Так длилось много дней. Постепенно вместо язвочек у Петьки на языке, в гортани и на деснах остались одни лишь шероховатые вьяминки — прижигания помогли.
Но с ногой по–прежнему было плохо: она не сгибалась и не разгибалась, а застыла в полусогнутом положении. И Петьку положили в больницу, отдали в руки хирурга Владимира Эммануиловича Мануйлова. Это был великолепный человек и большой специалист. Однажды в больницу привезли на телеге женщину — бык вспорол женщине рогами живот… Дело было к ночи, темно, и Владимиру Эммануиловичу пришлось делать сложнейшую операцию при неярком свете керосиновых ламп, но женщину он все–таки спас!

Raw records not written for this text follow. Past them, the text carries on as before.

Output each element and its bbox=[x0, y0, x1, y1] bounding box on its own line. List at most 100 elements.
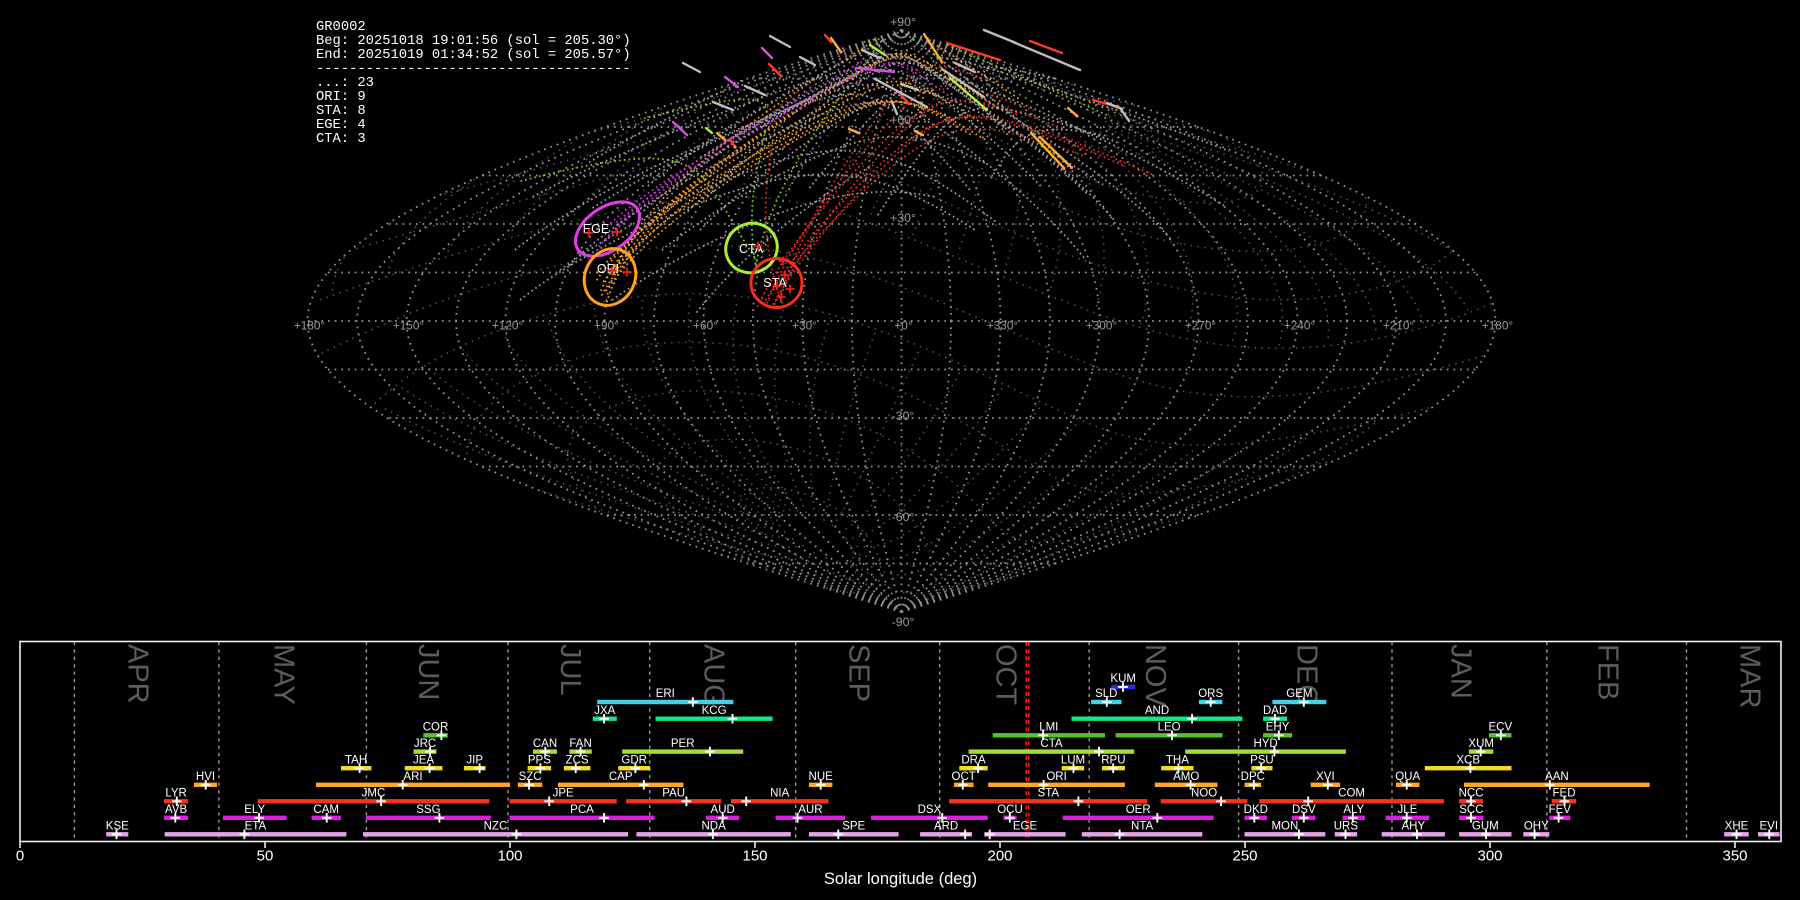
svg-text:KSE: KSE bbox=[106, 821, 129, 833]
svg-text:MAY: MAY bbox=[268, 644, 300, 705]
svg-text:JUL: JUL bbox=[554, 644, 586, 696]
svg-text:XCB: XCB bbox=[1456, 754, 1480, 766]
svg-text:ORI: ORI bbox=[597, 262, 619, 276]
svg-text:AAN: AAN bbox=[1545, 771, 1569, 783]
svg-text:200: 200 bbox=[987, 848, 1012, 865]
svg-text:LEO: LEO bbox=[1158, 722, 1181, 734]
svg-text:AUR: AUR bbox=[798, 804, 822, 816]
svg-text:FEV: FEV bbox=[1549, 804, 1572, 816]
svg-text:+180°: +180° bbox=[1482, 319, 1514, 333]
svg-text:GR0002: GR0002 bbox=[316, 20, 366, 35]
svg-text:AHY: AHY bbox=[1401, 821, 1425, 833]
svg-text:+30°: +30° bbox=[792, 319, 817, 333]
svg-text:+150°: +150° bbox=[393, 319, 425, 333]
svg-text:+180°: +180° bbox=[294, 319, 326, 333]
svg-text:NOV: NOV bbox=[1139, 644, 1171, 708]
svg-text:PER: PER bbox=[671, 738, 695, 750]
svg-text:XVI: XVI bbox=[1316, 771, 1335, 783]
svg-text:PCA: PCA bbox=[570, 804, 594, 816]
svg-text:CAP: CAP bbox=[609, 771, 633, 783]
svg-text:DSX: DSX bbox=[918, 804, 942, 816]
svg-text:EGE: EGE bbox=[583, 222, 609, 236]
svg-text:JAN: JAN bbox=[1444, 644, 1476, 699]
svg-text:STA: 8: STA: 8 bbox=[316, 104, 366, 119]
svg-text:AND: AND bbox=[1145, 705, 1169, 717]
svg-text:KCG: KCG bbox=[702, 705, 727, 717]
svg-text:+60°: +60° bbox=[693, 319, 718, 333]
svg-text:AMO: AMO bbox=[1173, 771, 1199, 783]
svg-text:TAH: TAH bbox=[345, 754, 367, 766]
svg-text:MAR: MAR bbox=[1733, 644, 1765, 708]
svg-text:+30°: +30° bbox=[890, 211, 916, 225]
svg-text:-60°: -60° bbox=[892, 510, 915, 524]
svg-text:JEA: JEA bbox=[413, 754, 434, 766]
svg-text:FEB: FEB bbox=[1592, 644, 1624, 700]
svg-text:+270°: +270° bbox=[1185, 319, 1217, 333]
svg-text:------------------------------: -------------------------------------- bbox=[316, 62, 631, 77]
svg-text:...: 23: ...: 23 bbox=[316, 76, 374, 91]
svg-text:STA: STA bbox=[763, 276, 787, 290]
svg-text:-30°: -30° bbox=[892, 409, 915, 423]
svg-text:AUG: AUG bbox=[698, 644, 730, 707]
svg-text:SZC: SZC bbox=[519, 771, 542, 783]
svg-text:COM: COM bbox=[1338, 788, 1365, 800]
svg-text:MON: MON bbox=[1271, 821, 1298, 833]
svg-text:JRC: JRC bbox=[414, 738, 436, 750]
svg-text:OER: OER bbox=[1126, 804, 1151, 816]
svg-text:ALY: ALY bbox=[1343, 804, 1364, 816]
svg-text:PAU: PAU bbox=[662, 788, 685, 800]
svg-text:+0°: +0° bbox=[894, 319, 912, 333]
svg-text:ZCS: ZCS bbox=[566, 754, 589, 766]
svg-text:350: 350 bbox=[1722, 848, 1747, 865]
svg-text:DRA: DRA bbox=[961, 754, 986, 766]
svg-text:+240°: +240° bbox=[1284, 319, 1316, 333]
svg-text:APR: APR bbox=[122, 644, 154, 704]
svg-text:+210°: +210° bbox=[1383, 319, 1415, 333]
svg-text:ETA: ETA bbox=[245, 821, 267, 833]
svg-text:100: 100 bbox=[497, 848, 522, 865]
svg-text:STA: STA bbox=[1038, 788, 1060, 800]
svg-text:DKD: DKD bbox=[1244, 804, 1268, 816]
svg-text:NZC: NZC bbox=[484, 821, 508, 833]
svg-text:JIP: JIP bbox=[466, 754, 483, 766]
svg-text:COR: COR bbox=[423, 722, 449, 734]
svg-text:JPE: JPE bbox=[553, 788, 574, 800]
svg-text:EGE: EGE bbox=[1013, 821, 1038, 833]
svg-text:NIA: NIA bbox=[770, 788, 790, 800]
svg-text:ARI: ARI bbox=[403, 771, 422, 783]
svg-text:50: 50 bbox=[257, 848, 274, 865]
svg-text:+330°: +330° bbox=[987, 319, 1019, 333]
svg-text:+120°: +120° bbox=[492, 319, 524, 333]
svg-text:ORI: ORI bbox=[1046, 771, 1066, 783]
svg-text:SEP: SEP bbox=[843, 644, 875, 702]
svg-text:SSG: SSG bbox=[416, 804, 440, 816]
svg-text:0: 0 bbox=[16, 848, 24, 865]
svg-text:EHY: EHY bbox=[1266, 722, 1290, 734]
svg-text:LMI: LMI bbox=[1039, 722, 1058, 734]
svg-text:OCT: OCT bbox=[990, 644, 1022, 706]
svg-text:JUN: JUN bbox=[412, 644, 444, 700]
svg-text:GEM: GEM bbox=[1286, 688, 1312, 700]
svg-text:SPE: SPE bbox=[842, 821, 865, 833]
svg-text:+60°: +60° bbox=[890, 113, 916, 127]
svg-text:CTA: 3: CTA: 3 bbox=[316, 132, 366, 147]
svg-text:NOO: NOO bbox=[1191, 788, 1217, 800]
svg-text:+300°: +300° bbox=[1086, 319, 1118, 333]
svg-text:ORI: 9: ORI: 9 bbox=[316, 90, 366, 105]
svg-text:150: 150 bbox=[742, 848, 767, 865]
svg-text:250: 250 bbox=[1232, 848, 1257, 865]
svg-text:End: 20251019 01:34:52 (sol =: End: 20251019 01:34:52 (sol = 205.57°) bbox=[316, 47, 631, 63]
svg-text:EGE: 4: EGE: 4 bbox=[316, 118, 366, 133]
svg-text:ARD: ARD bbox=[934, 821, 958, 833]
svg-text:NTA: NTA bbox=[1131, 821, 1153, 833]
svg-text:QUA: QUA bbox=[1395, 771, 1420, 783]
svg-text:-90°: -90° bbox=[892, 615, 915, 629]
svg-text:ERI: ERI bbox=[656, 688, 675, 700]
svg-text:CTA: CTA bbox=[739, 242, 764, 256]
svg-text:GDR: GDR bbox=[621, 754, 647, 766]
svg-text:+90°: +90° bbox=[890, 15, 916, 29]
svg-text:Beg: 20251018 19:01:56 (sol =: Beg: 20251018 19:01:56 (sol = 205.30°) bbox=[316, 33, 631, 49]
svg-text:+90°: +90° bbox=[594, 319, 619, 333]
svg-text:ELY: ELY bbox=[244, 804, 265, 816]
svg-text:300: 300 bbox=[1477, 848, 1502, 865]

Вот к какому замечательному врачу посчастливилось попасть Петьке.
Но и Мануйлов долгое время не мог понять, что же приключилось с Петькиной ногой.
Каждое утро появлялся он в палате, долго ощупывал мальчишечью ногу, массировал ее, осторожно нажимая на колено, пытался разогнуть, но ничего из этого не получалось, — Петька только морщился от боли, а нога оставалась полусогнутой.
Делать операцию колена, не зная причины заболевания, Мануйлов пока отказался. «Это никуда не уйдет, — сказал он главному врачу, — попробуем сначала другое», — и назначил Петьке ежедневное прогревание колена горячим песком и массаж. «Почаще пробуй разгибать ногу, помогай себе руками, — сказал он Петьке, а Надежде Павловне при встрече сообщил: — Похоже, что стянуты сухожилия. Но почему? Если колено у мальчика разработать не удастся, придется прибегнуть к силовому распрямлению ноги и наложить гипс. Но у нас гипса нет — война, понимаете сами. Постарайтесь поэтому где–нибудь достать…»
Скучно и вяло текли дни в больнице. Книжек не было, да и читать не очень хотелось. К тому же рано темнело, а керосиновая лампа горела только на столике у дежурной сестры. Поговорить тоже было не с кем: в палате на четыре койки лежали всего лишь двое — сам Петька и заросший седым волосом грузный человек с оплывшим лицом — дед Илья, помирающий от грудной жабы и еще от чего–то; он все время хрипел, тяжело дышал, и ему было не до разговоров. Только иногда он с трудом произносил: «Эх, пивка бы…» — и слышалась в его сипящем голосе тоска несбыточного желания.